New Zealand’s daily Covid-19 case numbers have gone into three figures for the first time since the pandemic began, as it recorded 102 new cases in the community on Thursday.

Thursday’s cases broke Tuesday’s record of 94, bringing the total in the Delta outbreak to 2,260 cases.

The deputy prime minister, Grant Robertson, said health experts and the government had been expecting case numbers to rise, but he sympathised with those who may be shocked by the rapidity of the increase.

“The ups and downs can be a bit of an emotional rollercoaster. You will have heard from all of us who have spoke from here recently, that we can expect to see case numbers rise. We do still want to keep them under control and we are working hard to do that,” he said.
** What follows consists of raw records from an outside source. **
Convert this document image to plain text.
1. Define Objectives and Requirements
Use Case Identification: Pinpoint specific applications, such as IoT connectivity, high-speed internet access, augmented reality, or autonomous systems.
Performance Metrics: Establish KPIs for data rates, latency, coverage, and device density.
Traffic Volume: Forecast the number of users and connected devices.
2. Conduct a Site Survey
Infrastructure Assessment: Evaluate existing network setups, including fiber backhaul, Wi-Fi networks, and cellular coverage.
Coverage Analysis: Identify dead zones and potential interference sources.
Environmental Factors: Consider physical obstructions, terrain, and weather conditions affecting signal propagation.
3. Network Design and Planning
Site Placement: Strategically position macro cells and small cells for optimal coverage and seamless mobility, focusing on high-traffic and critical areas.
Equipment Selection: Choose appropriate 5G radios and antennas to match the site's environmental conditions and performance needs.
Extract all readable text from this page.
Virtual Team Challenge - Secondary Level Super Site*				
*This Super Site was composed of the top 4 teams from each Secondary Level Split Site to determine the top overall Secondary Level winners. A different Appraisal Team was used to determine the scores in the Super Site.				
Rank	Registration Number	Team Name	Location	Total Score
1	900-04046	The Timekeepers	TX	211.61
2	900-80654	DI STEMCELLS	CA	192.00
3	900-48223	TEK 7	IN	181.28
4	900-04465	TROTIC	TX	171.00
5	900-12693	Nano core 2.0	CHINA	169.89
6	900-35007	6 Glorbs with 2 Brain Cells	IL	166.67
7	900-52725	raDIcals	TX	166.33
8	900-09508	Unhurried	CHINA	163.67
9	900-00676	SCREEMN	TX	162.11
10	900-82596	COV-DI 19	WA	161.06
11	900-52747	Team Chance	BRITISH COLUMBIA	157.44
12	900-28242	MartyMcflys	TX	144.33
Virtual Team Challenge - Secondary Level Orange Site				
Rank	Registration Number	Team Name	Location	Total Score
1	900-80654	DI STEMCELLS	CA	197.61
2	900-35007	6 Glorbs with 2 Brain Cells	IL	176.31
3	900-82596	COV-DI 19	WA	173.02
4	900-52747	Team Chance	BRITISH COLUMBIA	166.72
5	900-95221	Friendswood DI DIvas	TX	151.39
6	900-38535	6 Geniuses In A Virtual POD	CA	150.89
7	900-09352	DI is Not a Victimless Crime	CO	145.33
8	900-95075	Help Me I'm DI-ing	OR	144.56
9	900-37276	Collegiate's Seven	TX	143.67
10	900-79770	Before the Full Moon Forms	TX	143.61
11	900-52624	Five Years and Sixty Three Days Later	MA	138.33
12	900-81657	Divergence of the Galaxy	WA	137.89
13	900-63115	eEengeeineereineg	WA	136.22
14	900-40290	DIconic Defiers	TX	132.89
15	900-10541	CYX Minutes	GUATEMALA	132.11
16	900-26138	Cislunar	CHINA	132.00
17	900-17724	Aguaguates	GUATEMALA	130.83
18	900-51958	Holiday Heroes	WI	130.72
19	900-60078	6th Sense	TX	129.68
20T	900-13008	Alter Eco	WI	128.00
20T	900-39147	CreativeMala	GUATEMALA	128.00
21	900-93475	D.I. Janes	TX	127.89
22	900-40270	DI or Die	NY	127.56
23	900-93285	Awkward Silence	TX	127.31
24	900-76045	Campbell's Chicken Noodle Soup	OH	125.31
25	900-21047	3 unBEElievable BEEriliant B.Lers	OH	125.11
Related: In Kawerau one thing impedes the effort to vaccinate Māori: New Zealand’s history

Robertson said that while keeping a lid on case numbers was important to reduce hospital admissions and pressure on the health system, “case numbers in and of themselves are not the only measure that we need to use going forward to assess the severity of the outbreak”.

“We are facing this outbreak with higher rates of vaccination than perhaps others have in other countries. We are in a strong position, but we do need to build on that and see more people be vaccinated.”

Of the latest cases, 94 are in Auckland and eight are in the neighbouring region of Waikato. Forty are yet to be linked to a current case, bringing the total number of unlinked cases to 199 in the past fortnight.

Just over 82% of the population over 12 years old has now had at least one dose of the vaccine, and nearly 66% are fully inoculated. There are 46 people in hospital and seven are in intensive care.

The director general of health, Dr Ashley Bloomfield, said it was clear that Covid-19 had become “a disease of the unvaccinated”.

“UK data shows that of 40,000 patients hospitalised in the six months to the middle of this year in the UK, 84% of those people hospitalised hadn’t been vaccinated and only 3% of cases in hospital were fully vaccinated.”

Bloomfield said the data for New Zealand was similar, with only 1.7% of people hospitalised in this outbreak being vaccinated.

He urged everyone to get vaccinated to protect themselves and the community.